Hadir sebagai narasumber utama, pakar industri dari PT. Siap Cetak Inspiration Yogyakarta, Selamet Supriyadi. Dalam sesi pemaparannya, beliau membagikan wawasan mendalam mengenai alur kerja dan standar kualitas yang diterapkan di dunia usaha/dunia industri (DU/DI), serta membimbing para peserta dalam membedah komponen Business Model Canvas (BMC) sebagai fondasi bisnis TEFA di sekolah.

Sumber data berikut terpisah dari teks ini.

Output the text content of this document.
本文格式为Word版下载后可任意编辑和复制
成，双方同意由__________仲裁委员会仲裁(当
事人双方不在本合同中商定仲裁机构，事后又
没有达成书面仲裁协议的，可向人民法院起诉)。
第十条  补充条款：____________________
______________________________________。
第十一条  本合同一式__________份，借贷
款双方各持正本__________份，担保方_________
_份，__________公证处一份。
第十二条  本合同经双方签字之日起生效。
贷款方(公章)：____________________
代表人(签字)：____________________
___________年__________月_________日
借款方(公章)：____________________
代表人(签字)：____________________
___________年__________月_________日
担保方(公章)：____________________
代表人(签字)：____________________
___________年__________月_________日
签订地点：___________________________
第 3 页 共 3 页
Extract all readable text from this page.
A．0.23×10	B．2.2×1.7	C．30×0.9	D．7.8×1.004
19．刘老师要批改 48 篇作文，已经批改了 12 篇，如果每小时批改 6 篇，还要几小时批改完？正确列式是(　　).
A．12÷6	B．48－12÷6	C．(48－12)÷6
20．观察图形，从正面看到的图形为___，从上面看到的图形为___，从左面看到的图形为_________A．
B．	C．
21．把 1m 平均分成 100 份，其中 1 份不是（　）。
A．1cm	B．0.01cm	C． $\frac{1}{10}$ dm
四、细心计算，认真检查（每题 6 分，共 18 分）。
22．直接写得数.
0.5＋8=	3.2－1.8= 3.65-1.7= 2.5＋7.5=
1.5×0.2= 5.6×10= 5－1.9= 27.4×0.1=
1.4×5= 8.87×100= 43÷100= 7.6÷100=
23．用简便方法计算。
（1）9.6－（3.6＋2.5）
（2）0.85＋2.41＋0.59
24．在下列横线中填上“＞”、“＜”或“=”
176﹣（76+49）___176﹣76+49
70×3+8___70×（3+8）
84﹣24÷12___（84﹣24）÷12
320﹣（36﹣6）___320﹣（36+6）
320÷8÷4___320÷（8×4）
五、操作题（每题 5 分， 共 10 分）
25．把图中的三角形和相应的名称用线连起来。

"Pengembangan TEFA yang berhasil harus diawali dari pemahaman pasar yang tepat. Melalui Business Model Canvas, sekolah dapat memetakan secara jelas siapa konsumen sasaran, nilai keunggulan produk (value proposition), hingga alur kemitraan dan pendapatan agar unit usaha sekolah dapat berjalan profesional layaknya industri sungguhan," ungkap Selamet Supriyadi.
Melalui kegiatan sosialisasi dan workshop perancangan BMC ini, SMK Negeri 2 Purworejo berkomitmen untuk melahirkan ekosistem pembelajaran berbasis produk nyata yang semakin matang, berdaya saing, dan siap mencetak lulusan dengan mentalitas wirausaha yang kuat.